Inspirationen für ihr Traumhaus sammelten die beiden schon seit vielen Jahren zum Beispiel auf ihren Reisen. Gepaart mit Jahrzehnten Wohn- und Lebenserfahrung verfügten die beiden also über eine sehr gute Grundlage für die Planung ihres neuen Zuhauses. Entstanden ist daraus „Beauly“, ihr ganz persönlicher, „schöner Ort“, ein Manufaktur-Holzhaus in dessen Entwurf viele ihrer Reise-Inspirationen eingeflossen sind.
Warum die Bauherren bewusst kein Haus von der Stange wollten
Anne und John hatten bezüglich fast aller Details ihres neuen Zuhauses sehr genaue Vorstellungen:
- ein flexibel nutzbarer Grundriss
- ein barrierefreies Erdgeschoss
- eine große, überdachte Veranda
- eine natürliche und nachhaltige Holzbauweise
- ein niedriger Energiebedarf und die Nutzung regenerativer Energiequellen
„Es sollte aus Holz sein – wegen der Atmosphäre, Ökologie und Nachhaltigkeit.“
Anne, Bauherrin
Die bis ins Detail durchdachte, individuelle Gestaltung der Wohnbereiche – drinnen wie draußen – war ihnen wichtig. Sie orientiert sich an ihren heutigen Bedürfnissen, ist aber auch mit Blick auf künftige ausgerichtet.

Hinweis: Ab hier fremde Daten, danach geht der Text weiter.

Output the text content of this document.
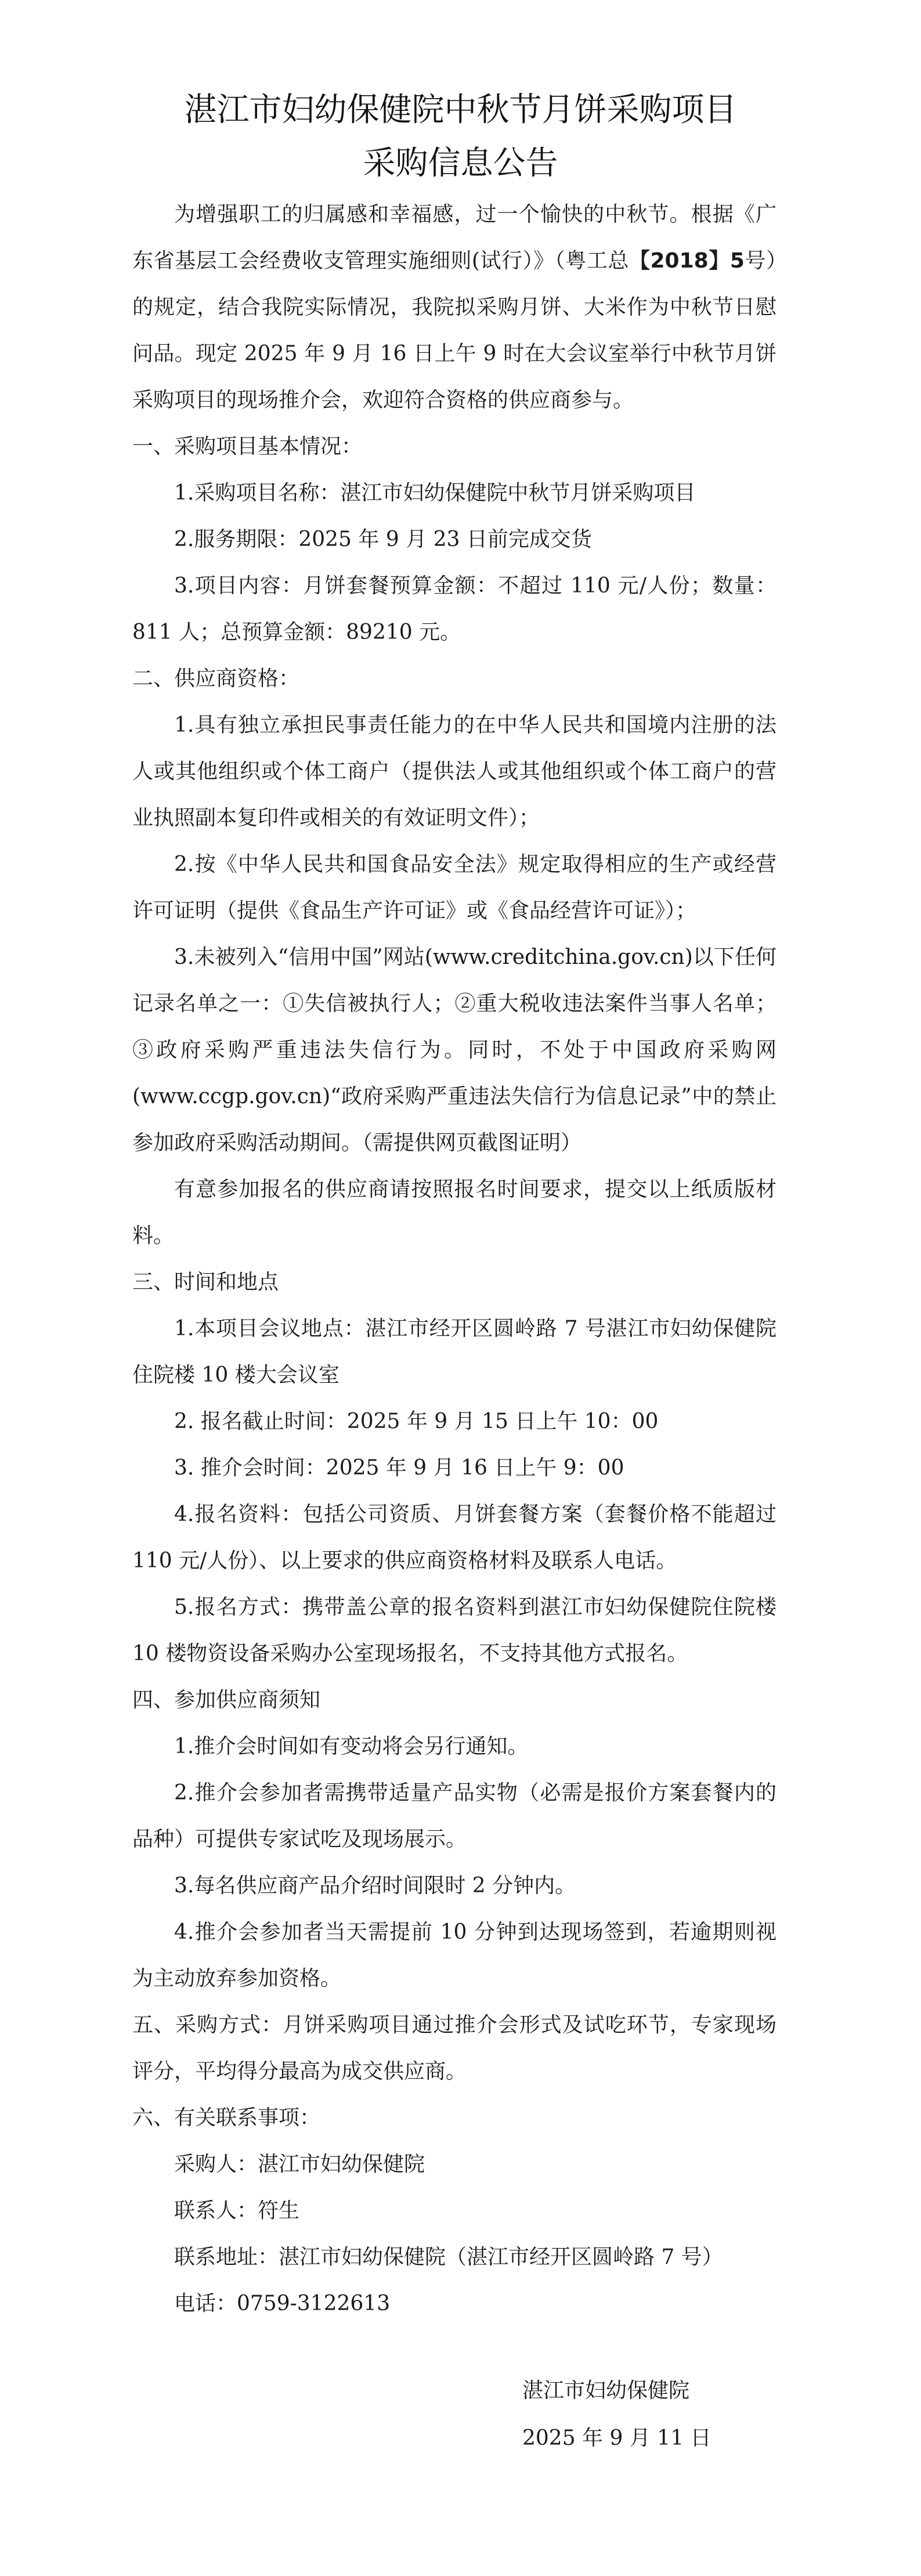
湛江市妇幼保健院中秋节月饼采购项目
采购信息公告

为增强职工的归属感和幸福感，过一个愉快的中秋节。根据《广东省基层工会经费收支管理实施细则(试行）》（粤工总【2018】5号）的规定，结合我院实际情况，我院拟采购月饼、大米作为中秋节日慰问品。现定 2025 年 9 月 16 日上午 9 时在大会议室举行中秋节月饼采购项目的现场推介会，欢迎符合资格的供应商参与。

一、采购项目基本情况：

1.采购项目名称：湛江市妇幼保健院中秋节月饼采购项目

2.服务期限：2025 年 9 月 23 日前完成交货

3.项目内容：月饼套餐预算金额：不超过 110 元/人份；数量：811 人；总预算金额：89210 元。

二、供应商资格：

1.具有独立承担民事责任能力的在中华人民共和国境内注册的法人或其他组织或个体工商户（提供法人或其他组织或个体工商户的营业执照副本复印件或相关的有效证明文件）；

2.按《中华人民共和国食品安全法》规定取得相应的生产或经营许可证明（提供《食品生产许可证》或《食品经营许可证》）；

3.未被列入“信用中国”网站(www.creditchina.gov.cn)以下任何记录名单之一：①失信被执行人；②重大税收违法案件当事人名单；③政府采购严重违法失信行为。同时，不处于中国政府采购网(www.ccgp.gov.cn)“政府采购严重违法失信行为信息记录”中的禁止参加政府采购活动期间。（需提供网页截图证明）

有意参加报名的供应商请按照报名时间要求，提交以上纸质版材料。

三、时间和地点

1.本项目会议地点：湛江市经开区圆岭路 7 号湛江市妇幼保健院住院楼 10 楼大会议室

2. 报名截止时间：2025 年 9 月 15 日上午 10：00

3. 推介会时间：2025 年 9 月 16 日上午 9：00

4.报名资料：包括公司资质、月饼套餐方案（套餐价格不能超过 110 元/人份）、以上要求的供应商资格材料及联系人电话。

5.报名方式：携带盖公章的报名资料到湛江市妇幼保健院住院楼 10 楼物资设备采购办公室现场报名，不支持其他方式报名。

四、参加供应商须知

1.推介会时间如有变动将会另行通知。

2.推介会参加者需携带适量产品实物（必需是报价方案套餐内的品种）可提供专家试吃及现场展示。

3.每名供应商产品介绍时间限时 2 分钟内。

4.推介会参加者当天需提前 10 分钟到达现场签到，若逾期则视为主动放弃参加资格。

五、采购方式：月饼采购项目通过推介会形式及试吃环节，专家现场评分，平均得分最高为成交供应商。

六、有关联系事项：

采购人：湛江市妇幼保健院

联系人：符生

联系地址：湛江市妇幼保健院（湛江市经开区圆岭路 7 号）

电话：0759-3122613

湛江市妇幼保健院
2025 年 9 月 11 日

Große Fenster und Fenstertüren, die die Wohnräume direkt mit der großen, umlaufenden Veranda verbinden, sorgen nicht nur für viel Tageslicht im Hausinneren, sondern bieten eine schwellenfreie und überdachte Erweiterung des Wohnraumes nach draußen. Die Küche öffnet sich direkt zum Essbereich, der das Zentrum des Erdgeschosses bildet, weil Anne und John oft und gerne Gäste haben. Das Wohnzimmer gestalteten sie hingehen als vergleichsweise kleinen, privaten Rückzugsbereich.
Die warme Wohnatmosphäre, die Holz schafft, stand außerdem ganz oben auf der Prioritätenliste der Bauherren. Deswegen war es als vorwiegendes Baumaterial für ihr Zuhause von Anfang an gesetzt. Neben dem ökologisch wertvollen, nachwachsendem Baustoff Holz wählten das Paar auch eine sehr sparsame Heiztechnik die vornehmlich mit erneuerbaren, klimafreundlichen Energien betrieben wird und so langfristig niedrige Energiekosten garantiert.
Ein Haus, das sich dem Leben anpasst – nicht umgekehrt
Als Paar in den besten Jahren war natürlich das Thema Barrierefreiheit für Anne und John wichtig. Auch wenn die beiden heute noch fit und sehr aktiv sind – wer weiß, was die Zukunft bringen wird? Ihr neues Zuhause sollte daher vorausschauend für alle künftigen Eventualitäten geplant und gebaut werden.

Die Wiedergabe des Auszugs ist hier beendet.